Biz uyurken, otururken, yürürken, aklımızın ucundan bile geçirmezken, Allah evrende var olan tüm sistemlere her an hakimdir. Attığımız adımdan, yerin çekim kuvvetine, iskelet, kas ve sinir sistemlerimizden beyin ve kalbimize, dünyanın dönüş hızından düşen bir yaprağa kadar herşey Allah'ın kontrolünde gelişir.
Evrendeki bu kusursuz düzenin varlığını tesadüflere bağlamak ise çok büyük bir yanılgıdır. Çünkü söz konusu düzenler, tesadüflerle açıklanamayacak hassasiyete sahiptirler ve her biri bizlere bilinçli bir yaratılışı yani Allah'ın varlığının, gücünün delillerini göstermektedir. Örneğin Dünya, Güneş çevresinde dönerken öyle bir yörünge çizer ki, her 29 km'de bir, doğru çizgiden yalnızca 2.8 milimetrelik bir sapma gösterir. Eğer bu sapma 0.3 milimetre az veya 0.3 milimetre daha fazla olacak olsaydı, yeryüzündeki canlılar donarak veya kavrularak ölürlerdi. Küçük bir bilyenin bile milim şaşmadan aynı yörüngede dönebilmesi neredeyse imkansızken, Dünya dev kütlesine rağmen böylesine hassas bir dönüşü milyonlarca senedir kusursuzca gerçekleştirmektedir. Allah'ın Talak Suresi'nin 3. ayetinde "... Allah, herşey için bir ölçü kılmıştır" ifadesiyle bildirdiği gibi, çevremizde gördüğümüz muhteşem düzen, Allah'ın milyarlarla ifade edilen büyüklükteki sistemleri, muazzam ölçülere bağlı dengelerle koruması sayesinde ortaya çıkmaktadır.
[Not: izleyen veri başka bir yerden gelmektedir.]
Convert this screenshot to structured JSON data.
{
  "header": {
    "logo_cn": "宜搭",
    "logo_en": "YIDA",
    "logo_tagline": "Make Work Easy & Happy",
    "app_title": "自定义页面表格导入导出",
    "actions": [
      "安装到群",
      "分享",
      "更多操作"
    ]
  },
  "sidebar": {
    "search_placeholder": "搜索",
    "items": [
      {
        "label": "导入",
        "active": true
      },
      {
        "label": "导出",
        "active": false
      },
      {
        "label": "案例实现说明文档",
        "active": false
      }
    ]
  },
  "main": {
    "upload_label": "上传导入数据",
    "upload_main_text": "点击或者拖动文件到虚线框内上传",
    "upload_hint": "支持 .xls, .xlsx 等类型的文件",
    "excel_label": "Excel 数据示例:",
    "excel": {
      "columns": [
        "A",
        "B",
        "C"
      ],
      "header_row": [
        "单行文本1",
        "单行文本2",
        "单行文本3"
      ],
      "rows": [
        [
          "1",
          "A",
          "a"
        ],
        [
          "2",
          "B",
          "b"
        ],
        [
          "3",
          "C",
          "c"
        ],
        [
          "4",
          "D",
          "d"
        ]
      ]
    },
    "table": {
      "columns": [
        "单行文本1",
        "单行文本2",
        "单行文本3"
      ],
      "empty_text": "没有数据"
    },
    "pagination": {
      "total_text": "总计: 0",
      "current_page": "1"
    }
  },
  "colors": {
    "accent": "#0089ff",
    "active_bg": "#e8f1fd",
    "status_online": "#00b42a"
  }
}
Bir kısım insanlar da, Allah'ın "herşeyi yarattıktan sonra kendi haline bıraktığı" gibi sapkın bir inanca sahiptirler. Oysa evrenin her noktasında her an meydana gelen olaylar Allah'ın izniyle, O'nun bilgisinde ve kontrolünde gerçekleşir. Allah Kuran'da bu durumu şöyle haber verir:
"Allah'ın, gökte ve yerde olanların hepsini bilmekte olduğunu bilmiyor musun? Gerçekten bunlar bir kitaptadır. Hiç şüphesiz bunlar(ı bilmek), Allah için pek kolaydır." (Hac Suresi, 70)
Canlıların vücutlarında gerçekleşen ve her biri son derece kompleks olan sistemler de, Allah'ın kudretini takdir edebilmek için iyi birer örnektir.
Bir böbrek hücresinin yaptığı tarama ve ayrıştırma işlemini yapabilmek için, insanlar dev diyaliz cihazları kullanırlar. Bu diyaliz cihazları ise, tıp ve biyoloji konusunda uzman olan insanlar tarafından tasarlanmaktadır. Diğer taraftan ne gözü, ne bir başka duyusu, ne karar verme merkezi, ne de düşünme yeteneği olmayan böbrek hücreleri, büyük şuur gerektiren ve hayati önem taşıyan bu işleri kusursuzca yapmaktadır.
Canlıları incelediğimizde bunun gibi sayısız örneğe rastlamak mümkündür. Gerek evrenin gerekse vücudumuzun her noktasında gördüğümüz bu gibi şuur örnekleri, Allah'ın sonsuz akıl ve bilgisinin birer tecellisidir. Böbrek hücrelerini de, onlara fayda veren molekülleri de yaratan ve onlara yapacakları işleri ilham eden de Allah'tır. Allah, yaratmış olduğu varlıklara daimi olarak "emirler" indirdiğini bir ayetinde şöyle haber vermektedir:
"Allah, yedi göğü ve yerden de onların benzerini yarattı. Emir, bunların arasında durmadan iner; sizin gerçekten Allah'ın herşeye güç yetirdiğini ve gerçekten Allah'ın ilmiyle herşeyi kuşattığını bilmeniz, öğrenmeniz için." (Talak Suresi, 12)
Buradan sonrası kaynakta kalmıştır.